Marcin Chłodnicki, zastępca prezydenta Kielc mówi, że na początku roku został opracowany kosztorys rozbudowy. Według ówczesnych cen, budowa nowego pawilonu kosztowałaby około 6 mln zł. Prezydent dodaje, że prawdopodobnie rozbudowa „Czwórki” rozpocznie się w przyszłym roku, ale na razie nie można ze stuprocentową pewnością podać terminu.
– Jesteśmy w przededniu układania budżetu miasta na przyszły rok. Wszystko będzie zależało od tego, jaki będzie ten budżet, jakie będą wpływy i dodatkowe obciążenia. Natomiast plan jest taki, aby rozbudować tę szkołę – zapowiada zastępca prezydenta miasta.
O to, by w budżecie znalazły się pieniądze na tę inwestycje zabiegać będzie Anna Kibortt, wiceprzewodnicząca Rady Miasta Kielce.
– Rodzice prosili mnie o wsparcie tej sprawy, sama też uważam, że ta szkoła powinna być większa, co poprawi komfort uczniów. Miasto powinno dbać o takie małe placówki, które są ważne dla społeczności lokalnych – mówi Anna Kibortt.
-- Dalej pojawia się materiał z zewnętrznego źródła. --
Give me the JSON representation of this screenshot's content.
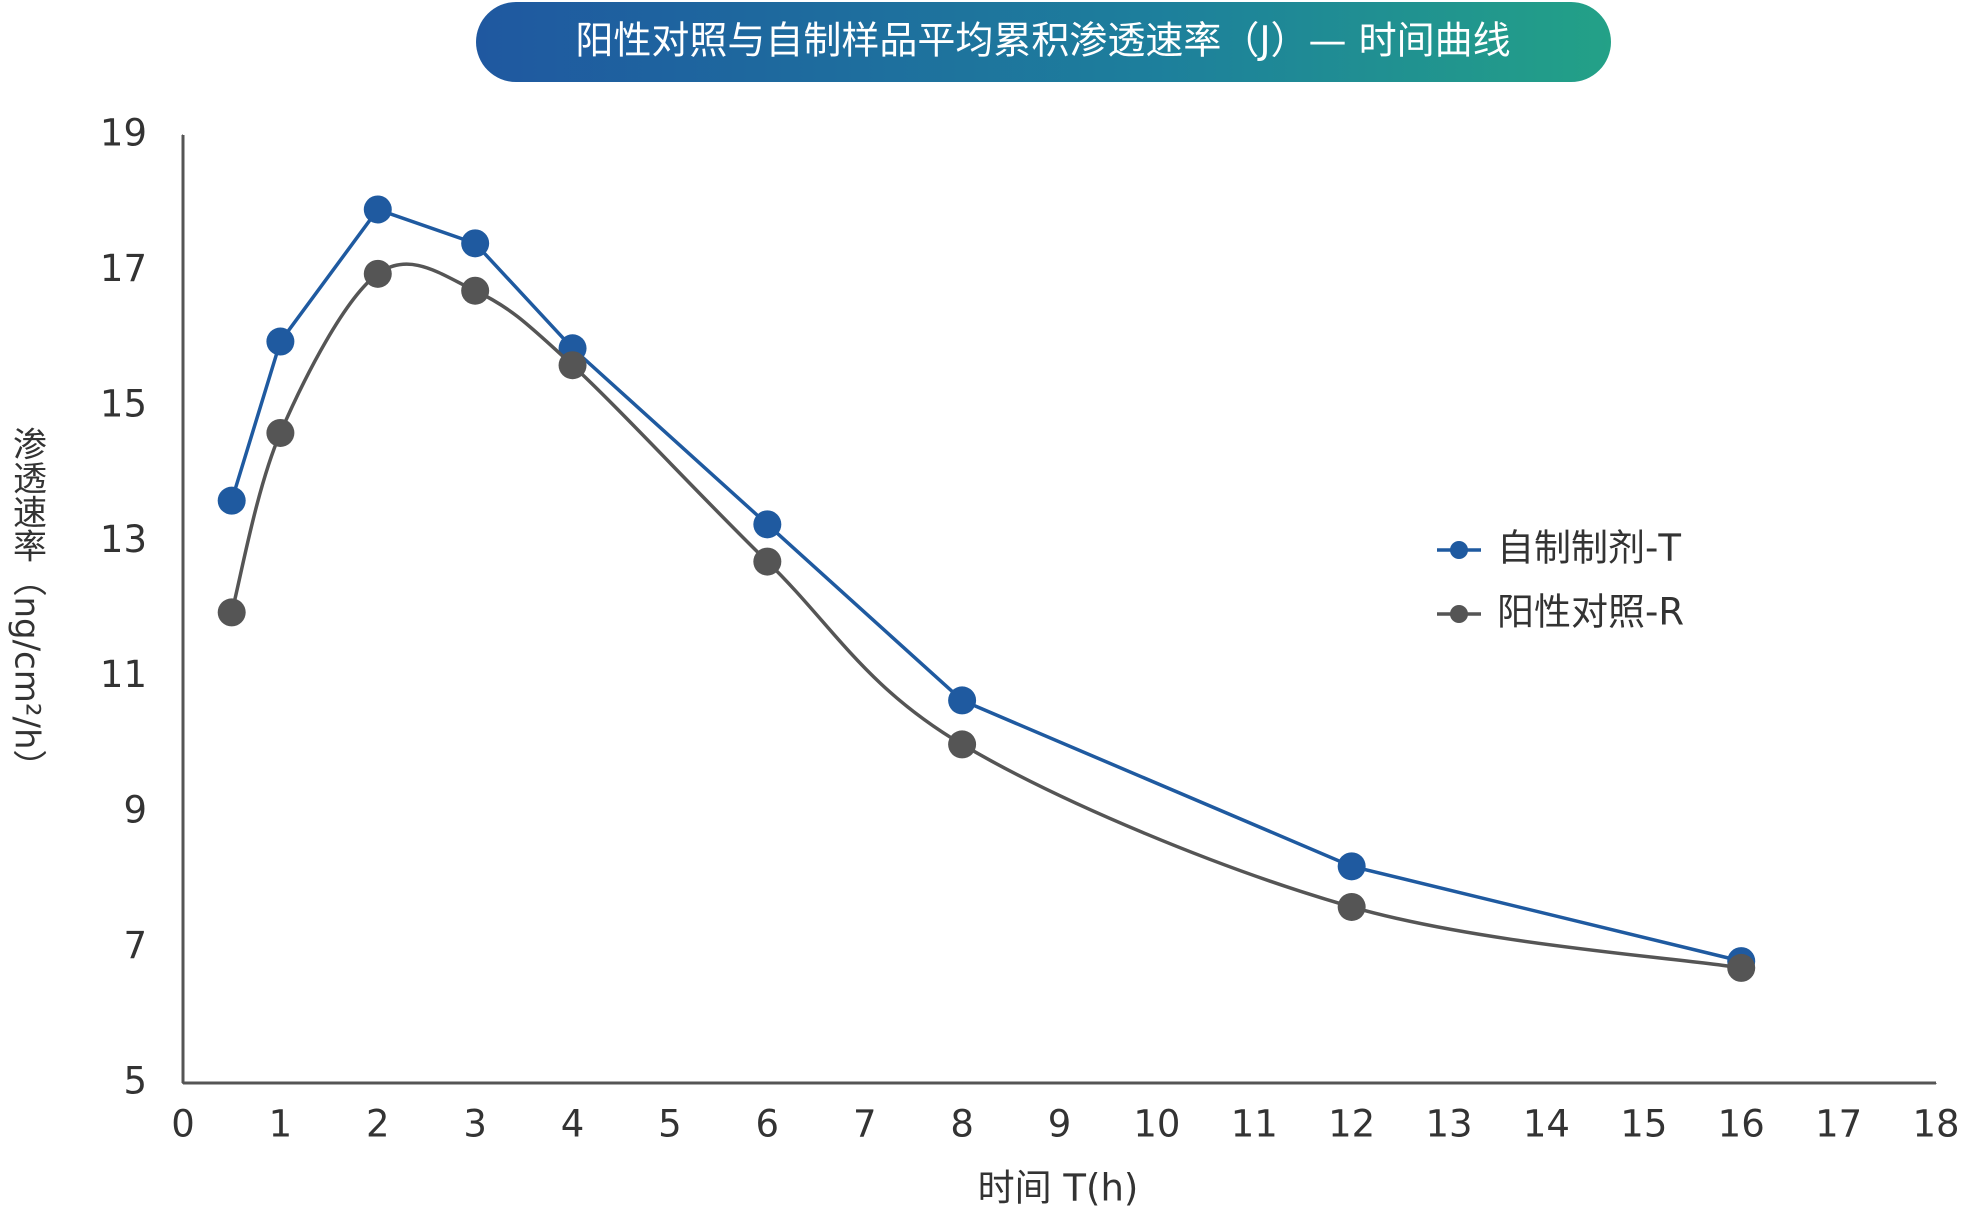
{
  "chart_data": {
    "type": "line",
    "title": "阳性对照与自制样品平均累积渗透速率（J）— 时间曲线",
    "x_label": "时间 T(h)",
    "y_label": "渗透速率（ng/cm²/h）",
    "x": [
      0.5,
      1,
      2,
      3,
      4,
      6,
      8,
      12,
      16
    ],
    "series": [
      {
        "name": "自制制剂-T",
        "color": "#1f5aa0",
        "smooth": false,
        "values": [
          13.6,
          15.95,
          17.9,
          17.4,
          15.85,
          13.25,
          10.65,
          8.2,
          6.8
        ]
      },
      {
        "name": "阳性对照-R",
        "color": "#555555",
        "smooth": true,
        "values": [
          11.95,
          14.6,
          16.95,
          16.7,
          15.6,
          12.7,
          10.0,
          7.6,
          6.7
        ]
      }
    ],
    "xlim": [
      0,
      18
    ],
    "xticks": [
      0,
      1,
      2,
      3,
      4,
      5,
      6,
      7,
      8,
      9,
      10,
      11,
      12,
      13,
      14,
      15,
      16,
      17,
      18
    ],
    "ylim": [
      5,
      19
    ],
    "yticks": [
      5,
      7,
      9,
      11,
      13,
      15,
      17,
      19
    ],
    "grid": false,
    "legend": "right"
  }
}
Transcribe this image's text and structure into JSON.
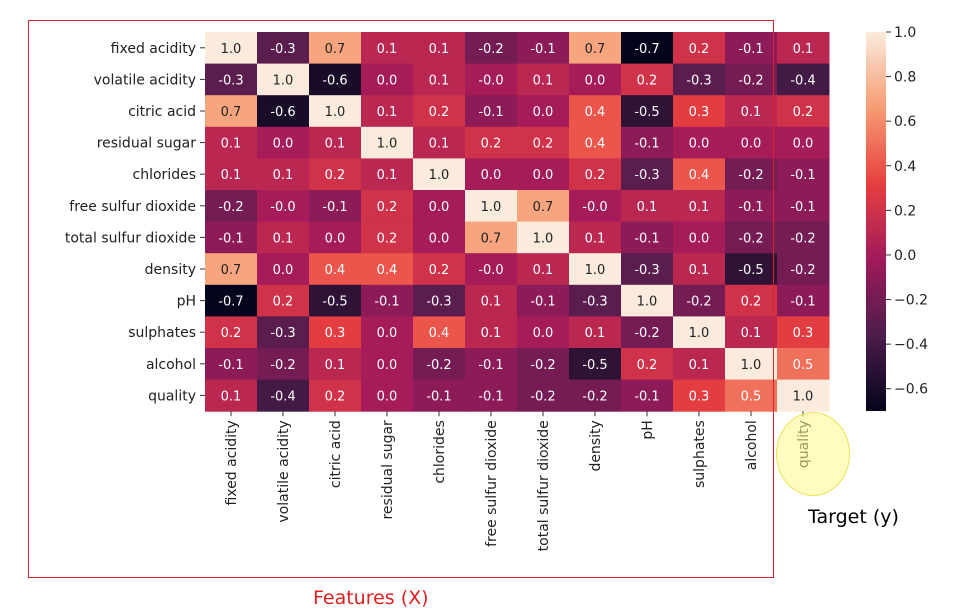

Beata Habel, dyrektor Szkoły Podstawowej nr 4 nie ukrywa, że jej placówka ma skromne warunki lokalowe.
– Zaletą jest fakt, że szkoła jest mała i klasy nie są liczne. Ale rozbudowa bardzo by nam pomogła, bo mamy tak mało sal, że część dzieci musi zaczynać lekcje w okolicy południa i przez to kończy dość późno – tłumaczy dyrektor. – W tej chwili mamy sześć sal lekcyjnych, w tym jedną salę, która jest przechodnia. Nie powinno tak być, bo przechodzące osoby przeszkadzają w prowadzeniu zajęć. Po rozbudowie w nowej części będą trzy sale lekcyjne. Wyłączymy wówczas z zajęć tę klasę przechodnią i wszystkie dzieci będą mogły zaczynać lekcje o godz. 8.00 – dodaje Beata Habel.
W dobudowanej części placówki znajdą się też stołówka i świetlica. Gotowy jest już projekt, placówka ma też pozwolenie na budowę.